Circuitous route to the NFL


The path that Rhule took to the Carolina Panthers may have been circuitous, but he knew where he was going. 


During his high school years, the family moved to State College, where his parents lived, and he played for two years on the high school team. He then matriculated at Penn State and played football as a walk-on and earned recognition as scholar-athlete, and then started his coaching career at a Div. III school in Reading, Albright College. 


From there he went to Buffalo, UCLA, and Western Carolina. Finally, in 2006, he was hired as a defensive line coach at Temple, and six years later, he became Temple’s head coach. 
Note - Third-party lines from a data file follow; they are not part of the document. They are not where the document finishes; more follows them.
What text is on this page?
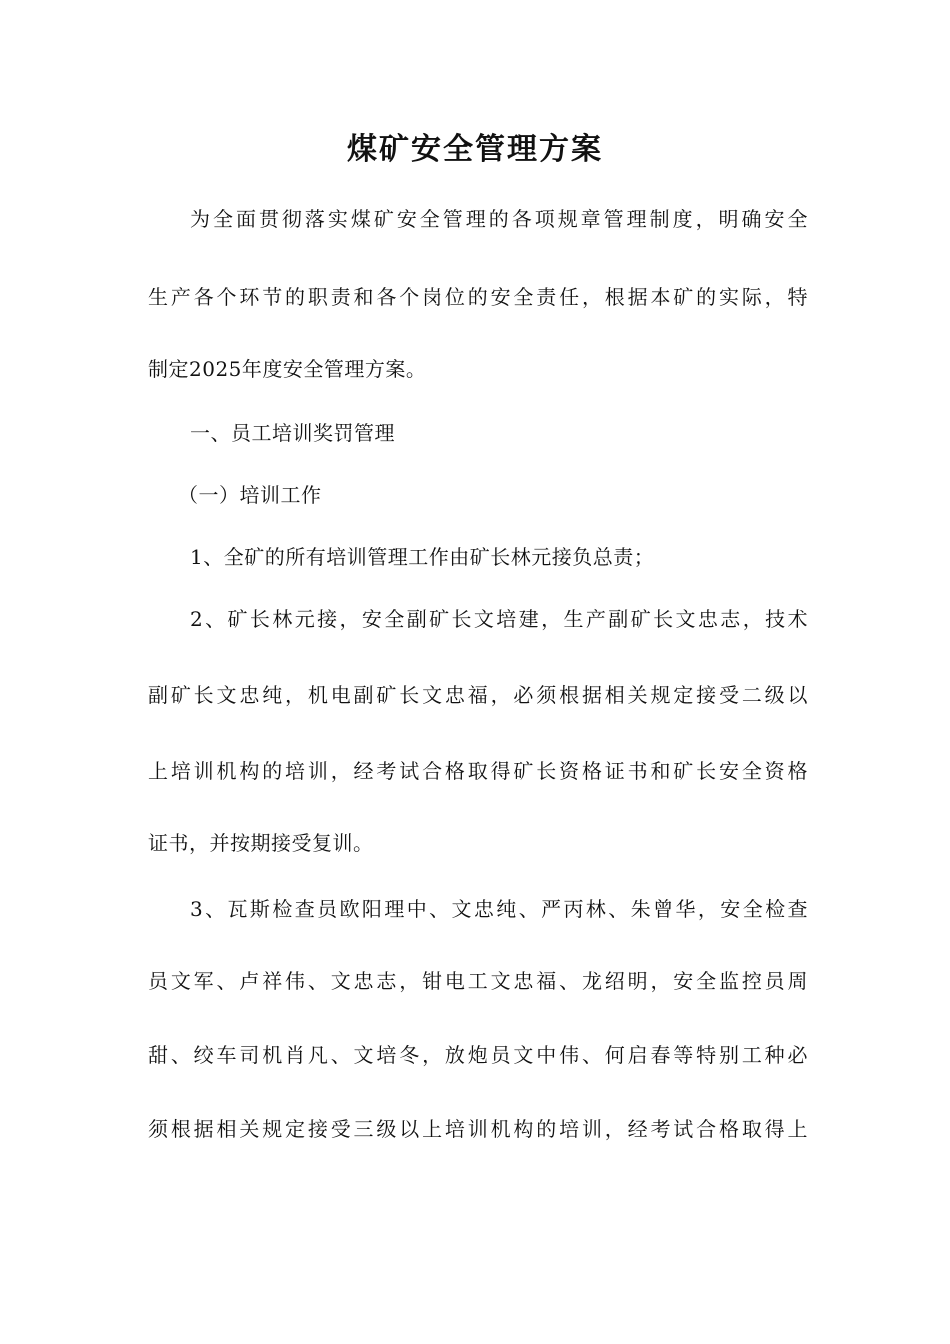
煤矿安全管理方案

为全面贯彻落实煤矿安全管理的各项规章管理制度，明确安全

生产各个环节的职责和各个岗位的安全责任，根据本矿的实际，特

制定2025年度安全管理方案。

一、员工培训奖罚管理

（一）培训工作

1、全矿的所有培训管理工作由矿长林元接负总责；

2、矿长林元接，安全副矿长文培建，生产副矿长文忠志，技术

副矿长文忠纯，机电副矿长文忠福，必须根据相关规定接受二级以

上培训机构的培训，经考试合格取得矿长资格证书和矿长安全资格

证书，并按期接受复训。

3、瓦斯检查员欧阳理中、文忠纯、严丙林、朱曾华，安全检查

员文军、卢祥伟、文忠志，钳电工文忠福、龙绍明，安全监控员周

甜、绞车司机肖凡、文培冬，放炮员文中伟、何启春等特别工种必

须根据相关规定接受三级以上培训机构的培训，经考试合格取得上
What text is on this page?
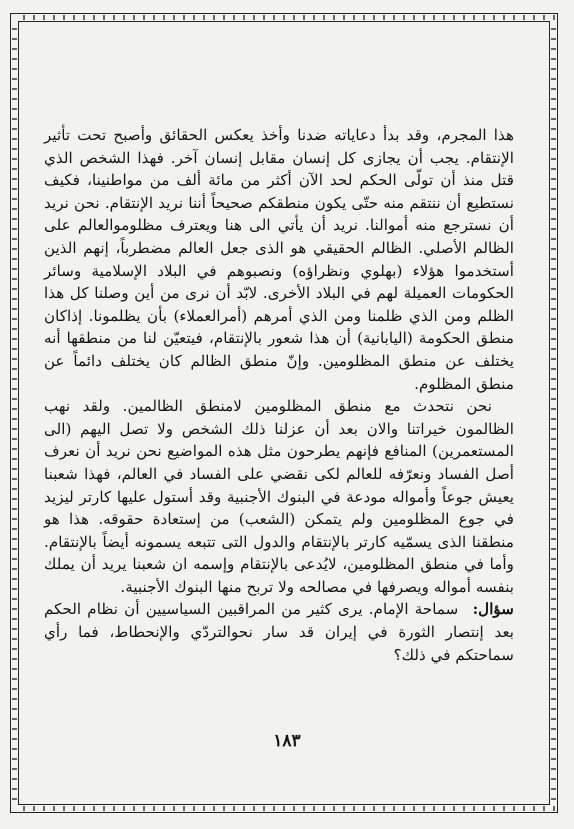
هذا المجرم، وقد بدأ دعاياته ضدنا وأخذ يعكس الحقائق وأصبح تحت تأثير الإنتقام. يجب أن يجازى كل إنسان مقابل إنسان آخر. فهذا الشخص الذي قتل منذ أن تولّى الحكم لحد الآن أكثر من مائة ألف من مواطنينا، فكيف نستطيع أن ننتقم منه حتّى يكون منطقكم صحيحاً أننا نريد الإنتقام. نحن نريد أن نسترجع منه أموالنا. نريد أن يأتي الى هنا ويعترف مظلوموالعالم على الظالم الأصلي. الظالم الحقيقي هو الذى جعل العالم مضطرباً، إنهم الذين أستخدموا هؤلاء (بهلوي ونظراؤه) ونصبوهم في البلاد الإسلامية وسائر الحكومات العميلة لهم في البلاد الأخرى. لابّد أن نرى من أين وصلنا كل هذا الظلم ومن الذي ظلمنا ومن الذي أمرهم (أمرالعملاء) بأن يظلمونا. إذاكان منطق الحكومة (اليابانية) أن هذا شعور بالإنتقام، فيتعيّن لنا من منطقها أنه يختلف عن منطق المظلومين. وإنّ منطق الظالم كان يختلف دائماً عن منطق المظلوم.

نحن نتحدث مع منطق المظلومين لامنطق الظالمين. ولقد نهب الظالمون خيراتنا والان بعد أن عزلنا ذلك الشخص ولا تصل اليهم (الى المستعمرين) المنافع فإنهم يطرحون مثل هذه المواضيع نحن نريد أن نعرف أصل الفساد ونعرّفه للعالم لكى نقضي على الفساد في العالم، فهذا شعبنا يعيش جوعاً وأمواله مودعة في البنوك الأجنبية وقد أستول عليها كارتر ليزيد في جوع المظلومين ولم يتمكن (الشعب) من إستعادة حقوقه. هذا هو منطقنا الذى يسمّيه كارتر بالإنتقام والدول التى تتبعه يسمونه أيضاً بالإنتقام. وأما في منطق المظلومين، لايُدعى بالإنتقام وإسمه ان شعبنا يريد أن يملك بنفسه أمواله ويصرفها في مصالحه ولا تربح منها البنوك الأجنبية.

سؤال: سماحة الإمام. يرى كثير من المراقبين السياسيين أن نظام الحكم بعد إنتصار الثورة في إيران قد سار نحوالتردّي والإنحطاط، فما رأي سماحتكم في ذلك؟

١٨٣
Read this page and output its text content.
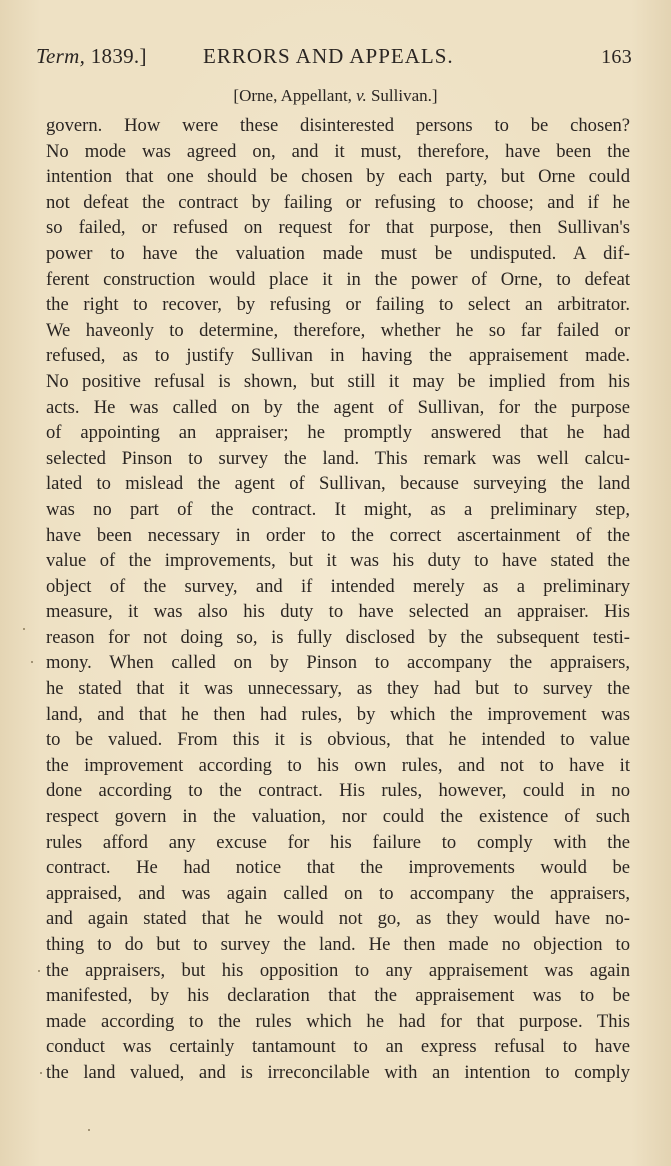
Term, 1839.]	ERRORS AND APPEALS.	163
[Orne, Appellant, v. Sullivan.]
govern. How were these disinterested persons to be chosen?
No mode was agreed on, and it must, therefore, have been the
intention that one should be chosen by each party, but Orne could
not defeat the contract by failing or refusing to choose; and if he
so failed, or refused on request for that purpose, then Sullivan's
power to have the valuation made must be undisputed. A dif-
ferent construction would place it in the power of Orne, to defeat
the right to recover, by refusing or failing to select an arbitrator.
We haveonly to determine, therefore, whether he so far failed or
refused, as to justify Sullivan in having the appraisement made.
No positive refusal is shown, but still it may be implied from his
acts. He was called on by the agent of Sullivan, for the purpose
of appointing an appraiser; he promptly answered that he had
selected Pinson to survey the land. This remark was well calcu-
lated to mislead the agent of Sullivan, because surveying the land
was no part of the contract. It might, as a preliminary step,
have been necessary in order to the correct ascertainment of the
value of the improvements, but it was his duty to have stated the
object of the survey, and if intended merely as a preliminary
measure, it was also his duty to have selected an appraiser. His
reason for not doing so, is fully disclosed by the subsequent testi-
mony. When called on by Pinson to accompany the appraisers,
he stated that it was unnecessary, as they had but to survey the
land, and that he then had rules, by which the improvement was
to be valued. From this it is obvious, that he intended to value
the improvement according to his own rules, and not to have it
done according to the contract. His rules, however, could in no
respect govern in the valuation, nor could the existence of such
rules afford any excuse for his failure to comply with the
contract. He had notice that the improvements would be
appraised, and was again called on to accompany the appraisers,
and again stated that he would not go, as they would have no-
thing to do but to survey the land. He then made no objection to
the appraisers, but his opposition to any appraisement was again
manifested, by his declaration that the appraisement was to be
made according to the rules which he had for that purpose. This
conduct was certainly tantamount to an express refusal to have
the land valued, and is irreconcilable with an intention to comply
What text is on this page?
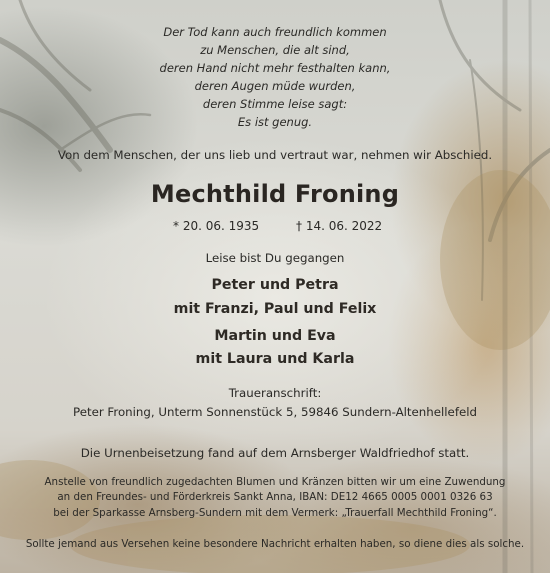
Der Tod kann auch freundlich kommen
zu Menschen, die alt sind,
deren Hand nicht mehr festhalten kann,
deren Augen müde wurden,
deren Stimme leise sagt:
Es ist genug.
Von dem Menschen, der uns lieb und vertraut war, nehmen wir Abschied.
Mechthild Froning
* 20. 06. 1935	† 14. 06. 2022
Leise bist Du gegangen
Peter und Petra
mit Franzi, Paul und Felix
Martin und Eva
mit Laura und Karla
Traueranschrift:
Peter Froning, Unterm Sonnenstück 5, 59846 Sundern-Altenhellefeld
Die Urnenbeisetzung fand auf dem Arnsberger Waldfriedhof statt.
Anstelle von freundlich zugedachten Blumen und Kränzen bitten wir um eine Zuwendung
an den Freundes- und Förderkreis Sankt Anna, IBAN: DE12 4665 0005 0001 0326 63
bei der Sparkasse Arnsberg-Sundern mit dem Vermerk: „Trauerfall Mechthild Froning“.
Sollte jemand aus Versehen keine besondere Nachricht erhalten haben, so diene dies als solche.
That would be a great Horatio Alger story if it ended there, but it continued. 


Turned programs around in his career


The Owls were just 2-10 in his first season, then improved to 6-6, and then finished with a 10-4 record in 2015 and 10-3 in 2016 and captured conference honors. 


That earned him a coaching spot at Baylor, and after a 1-11 start to his career there, the Bears improved to 7-6 and then to 11-3 in 2019, which earned him a shot at a head coaching gig in the NFl. 


The Carolina Panthers are in a rebuilding mode and have shown some signs of progress this season. 


However, what must delight Chuck Sponsky right now is his role in helping a young boy on his quest to succeed as a coach in a game that both of them grew to love.